Cole and his team at CMS constructed the 70-μm mirrors for the system from alternating layers of single-crystal gallium arsenide and aluminum gallium arsenide. The materials combat the need for cryogenic cooling because they exhibit minimal thermomechanical losses at room temperature.

“Very disordered materials can easily lose energy because there are lots of places electrons can bang and collide and generate thermal motion,” Aggarwal said. Both gallium arsenide and aluminum gallium arsenide have detailed, ordered atomic structure, limiting space and potential for the loss of energy.

“For this specific effort, I worked with the groups at MIT and LSU to develop mirrors that met their requirements,” Cole said. “Target mass less than 100 ng, target (mechanical) resonant frequency less than 1 kHz, a target transmission of approximately 250 parts per million (ppm), and as high of a mechanical Q as possible at both room and cryogenic temperatures. To begin the device design, I defined the layer stack for the multilayer mirror and supporting cantilever.”

An outside vendor grew the crystal while Cole and his team, consisting of process engineers Paula Heu and David Follman (both included in the paper), designed a lithographic mask set and manufactured the devices at the University of California, Santa Barbara’s nanofabrication facility.

“Even just packing and shipping these parts was a challenge,” Cole said. “We had special sample holders designed and machined at MIT and LSU for transporting these extremely fragile structures.”

Industry applications

Once the system was complete, the team, led by LSU’s Thomas Corbitt, installed it in a laser experiment. Using the new squeezer and setup, the researchers effectively characterized the quantum fluctuations in the number of photons versus their timing, as the laser bounced and reflected off the mirrors. The team reduced the quantum noise from the laser by 15% while producing a more precise squeezed light.

“As optomechanical squeezers become more practical, this is the work that started it, Mavalvala said. “It shows that we know how to make these room-temperature, wavelength-agnostic squeezers. As we improve the experiment and materials, we will make better squeezers."

To make a truly pocket-size optomechanical squeezed light source at room temperature, we need micromirrors with low thermal noise and high optical quality. This will be achieved in the future with higher-purity crystalline materials that have lower mechanical dissipation, and with more robust and scalable fabrication techniques than we currently have. Technologies for low-loss transport of squeezed light in optical waveguides would also need to advance,” Mavalvala said.

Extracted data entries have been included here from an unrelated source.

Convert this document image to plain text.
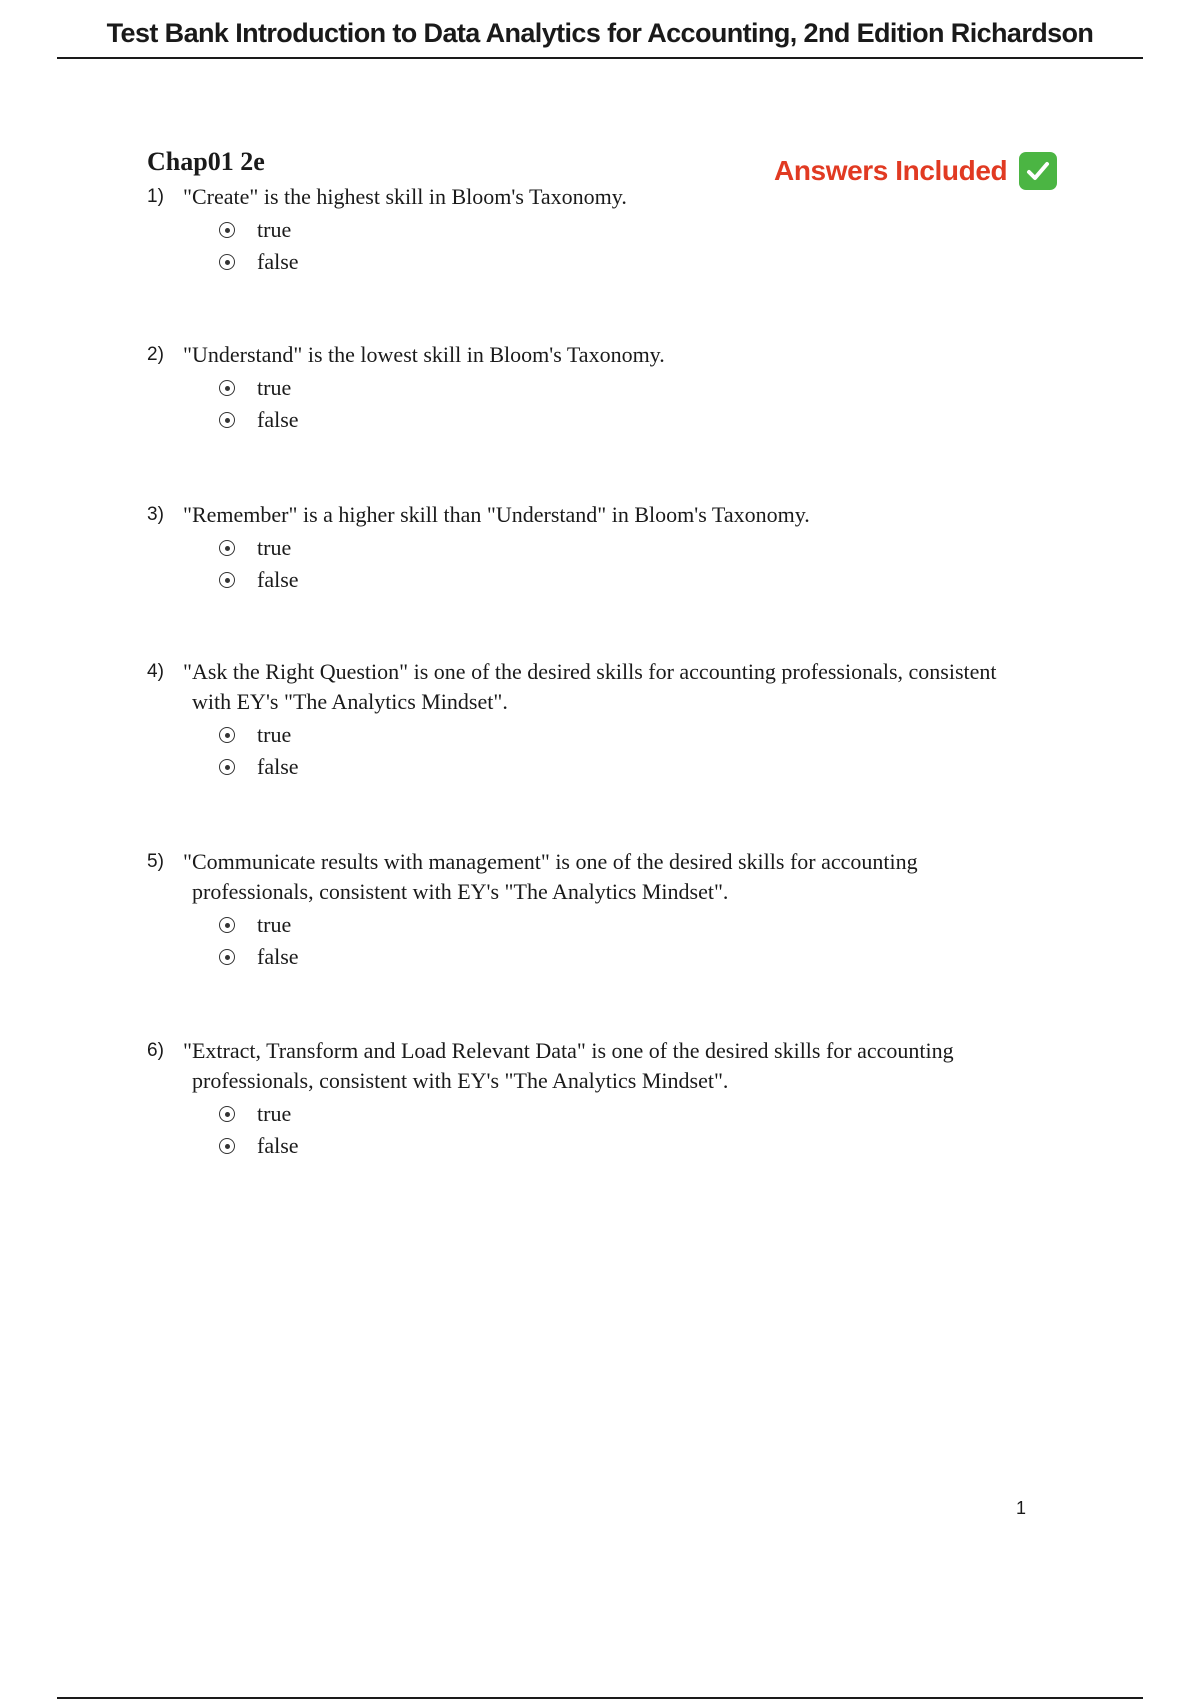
Test Bank Introduction to Data Analytics for Accounting, 2nd Edition Richardson
Chap01 2e	Answers Included
1) "Create" is the highest skill in Bloom's Taxonomy.
true
false
2) "Understand" is the lowest skill in Bloom's Taxonomy.
true
false
3) "Remember" is a higher skill than "Understand" in Bloom's Taxonomy.
true
false
4) "Ask the Right Question" is one of the desired skills for accounting professionals, consistent
with EY's "The Analytics Mindset".
true
false
5) "Communicate results with management" is one of the desired skills for accounting
professionals, consistent with EY's "The Analytics Mindset".
true
false
6) "Extract, Transform and Load Relevant Data" is one of the desired skills for accounting
professionals, consistent with EY's "The Analytics Mindset".
true
false
1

The team continues to conduct experiments. Numerous industrial applications are driving advances in crystalline materials to improve their electronic, optical, and mechanical properties, Mavalvala said. “In a separate set of experiments, we are also testing and optimizing transport of squeezed states of light in optical fibers. These are some of the building blocks that will enable compact, portable, squeezed light sources,” she said.